Called FAW-GM Light Duty Commercial Vehicle Co Ltd, the 50-50 partnership is the first major investment for GM since it emerged from bankruptcy in July. It has a registered capital of CNY 1.2 billion (USD 176 million) and a total investment of CNY 2 billion.

The FAW Group is one of the largest automotive groups in China, with substantial joint ventures with Volkswagen group and Toyota Motor as well as extensive wholly-owned operations.

This latest new joint venture, the first between the two companies, will make use of exiting FAW production facilities in Changchun, Jilin province, currently operated by Harbin Light Vehicle Co Ltd and Hongta Yunnan Automotive Manufacturing Co Ltd – according to GM’s executive vice president Nick Reilly.

A new plant is under construction in Harbin designed to double the capacity available to the new joint venture to 200,000 units per year from 2010. A range of light commercial vehicles of up to 5 tons GVW will be produced, including chassis-box models, to be sold initially under the FAW brand. GM is expected to sell a separate range of derivatives for sale in China and for export later on.

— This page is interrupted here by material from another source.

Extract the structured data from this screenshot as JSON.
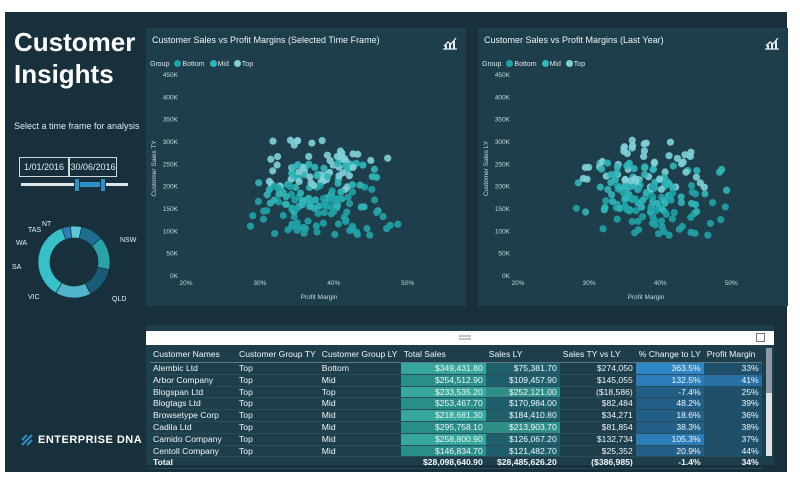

GM is also a partner in a mini commercial vehicle joint venture with Shanghai Automotive Industry Corporation (SAIC) in Luizhou city, Guangxi province, called Shanghai-GM Wuling Automobile Co Ltd, and has a major passenger vehicle joint venture with SAIC called Shanghai-GM Co Ltd.

Kevin Wale, president of GM China, said GM and its joint ventures sold over 959,000 vehicles in China in the first seven months of 2009, 43% more than a year earlier. This makes China GM’s largest single market for the first time – ahead of the USA.